Bij Weesp verlaten ze de trein. Er komt een moeder binnen met drie kinderen: een peutermeisje en twee oudere jongens. De laatsten gaan een paar banken verderop zitten en beginnen een hooglopende discussie over iets onbenulligs. Hun schelle stemmen tetteren door de trein. "Jongens, handen thuis!" schreeuwt de moeder preventief, maar nog geen seconde later vallen de eerste stompen en schoppen. "Vuile kankerlij'er, ik héb daar al een blauwe plek zitten, tyfusmongool! Ik ga waarschuwen, hoor! Mam, hij slaat me". De moeder staat op en scheurt de vechtenden uiteen. Er wordt gedreigd met een voortijdige terugkeer naar huis. Op dat moment begint de peuter stilteverscheurend te krijsen. De moeder kijkt alsof zij haar complete gebroed het liefst zonder pardon uit het raam zou gooien.
We takken met een fly-under af van de Gooilijn en rijden via de Hollandse brug Flevoland binnen. Meteen passeren we het recreatiegebied Muiderzand, waar van de zomer een tijdelijk station was ingericht voor een manifestatie van het tijdschrift Libelle, dat de laatste weken opvallend vaak genoemd wordt in mijn kolommen. Te veel eer.
Zo, en hiernaast moet dus straks die MagNed-baan gaan lopen. Het lijkt me een toonbeeld van geldverkwisting, zo'n magneetbaan, die over een afstand van tientallen kliomters parallel loopt aan een bestaande spoorlijn die 700 miljoen gulden (prijspeil 1987) gekost heeft. Dan zag ik meer in het "rondje Randstad".
Almere telt nu vier stations: Muziekbuurt, Centrum, het pas geopende Parkwijk en Almere Buiten, "eindbestemming van deze trein; denkt u bij het verlaten van deze trein om uw persoonlijke eigendommen" (wat betekent toch die gekte, om op alle eindstations om te roepen dat je je persoonlijke eigendommen mee moet nemen? We zijn toch goddorie geen kleine kinderen? En nee, de eigendommen van anderen moet je in ieder geval niet meenemen, zoveel is zeker).
De trein rijdt nu leeg door naar een rangeerterrein bij een niet-bestaand station, enkele kilometers noordelijker. Een kwartier later keert hij aan de overkant terug als stoptrein naar Enkhuizen.
De stadsdienst van Almere is de enige in Nederland, die over de gehele route gebruik maakt van vrije busbanen. Wij schreven hier al over in 1996 en 1997; een stuk bondiger dan thans onze gewoonte is.

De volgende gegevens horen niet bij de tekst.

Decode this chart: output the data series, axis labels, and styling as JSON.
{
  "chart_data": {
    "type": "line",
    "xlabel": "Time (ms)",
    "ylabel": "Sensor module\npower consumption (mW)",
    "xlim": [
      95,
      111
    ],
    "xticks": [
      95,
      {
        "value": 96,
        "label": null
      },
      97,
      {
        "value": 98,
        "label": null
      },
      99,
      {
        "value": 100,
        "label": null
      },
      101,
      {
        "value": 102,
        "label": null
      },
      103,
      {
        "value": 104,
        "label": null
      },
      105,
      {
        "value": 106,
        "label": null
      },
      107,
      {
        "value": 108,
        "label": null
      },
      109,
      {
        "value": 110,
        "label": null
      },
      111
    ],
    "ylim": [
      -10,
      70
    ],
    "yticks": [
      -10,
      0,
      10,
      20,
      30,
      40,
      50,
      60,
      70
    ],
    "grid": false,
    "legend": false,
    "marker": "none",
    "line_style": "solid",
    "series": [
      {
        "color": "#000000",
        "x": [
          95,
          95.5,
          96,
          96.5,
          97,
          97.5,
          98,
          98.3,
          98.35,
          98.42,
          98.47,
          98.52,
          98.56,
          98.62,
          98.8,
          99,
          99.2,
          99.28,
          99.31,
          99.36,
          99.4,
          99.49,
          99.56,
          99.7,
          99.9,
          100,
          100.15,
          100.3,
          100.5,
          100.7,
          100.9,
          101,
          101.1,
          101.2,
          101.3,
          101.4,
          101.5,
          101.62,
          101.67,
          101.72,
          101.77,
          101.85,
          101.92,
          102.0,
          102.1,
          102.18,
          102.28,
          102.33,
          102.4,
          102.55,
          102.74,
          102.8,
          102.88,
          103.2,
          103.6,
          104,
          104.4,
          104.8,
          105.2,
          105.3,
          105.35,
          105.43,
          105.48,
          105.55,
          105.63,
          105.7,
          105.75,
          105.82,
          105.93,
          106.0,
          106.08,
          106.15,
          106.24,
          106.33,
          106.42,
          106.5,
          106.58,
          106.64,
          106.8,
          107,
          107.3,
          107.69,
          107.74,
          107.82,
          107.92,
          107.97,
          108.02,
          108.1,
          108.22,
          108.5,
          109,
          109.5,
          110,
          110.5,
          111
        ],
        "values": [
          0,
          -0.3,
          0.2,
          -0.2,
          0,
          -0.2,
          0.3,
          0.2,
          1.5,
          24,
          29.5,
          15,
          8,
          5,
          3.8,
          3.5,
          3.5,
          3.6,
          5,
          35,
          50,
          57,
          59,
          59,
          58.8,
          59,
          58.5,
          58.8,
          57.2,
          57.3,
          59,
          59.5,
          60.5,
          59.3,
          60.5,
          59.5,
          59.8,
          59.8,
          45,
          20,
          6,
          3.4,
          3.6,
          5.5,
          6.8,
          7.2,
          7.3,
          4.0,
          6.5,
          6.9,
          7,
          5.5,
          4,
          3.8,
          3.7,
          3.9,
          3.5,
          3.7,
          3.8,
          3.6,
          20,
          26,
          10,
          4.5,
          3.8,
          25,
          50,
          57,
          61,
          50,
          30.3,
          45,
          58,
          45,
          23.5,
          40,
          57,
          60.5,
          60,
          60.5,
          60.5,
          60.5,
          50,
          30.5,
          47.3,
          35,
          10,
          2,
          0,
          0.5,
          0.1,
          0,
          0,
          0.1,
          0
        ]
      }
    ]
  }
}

Als ik rondloop over het busstation onder station Almere Buiten, zie ik dat er heel wat veranderd is sedert 1996. In de eerste plaats zijn de wat verouderde stadsbusjes met het wapen van Almere, vervangen door hypermoderne gelede exemplaren. Deze rijden om de tien minuten; vroeger was er op de meeste trajecten een 7,5 minutendienst. Verder zijn de nieuwe wijken Seizoensbuurt en Regenboogbuurt, in het uiterste noorden van Almere, nu bereikbaar met bus 5, resp. 1. Die lijnen rijden echter slechts eens per twintig minuten door naar de nieuwe buurten. De overige bussen hebben hun eindpunt op Almere Buiten. Daardoor is de situatie op het busstation voor buitenstaanders als ik nogal verwarrend. In tien minuten tijd mis ik twee bussen naar Almere Centrum. Uiteindelijk zit ik dan in zo'n mooie nieuwe gelede bus op lijn 1.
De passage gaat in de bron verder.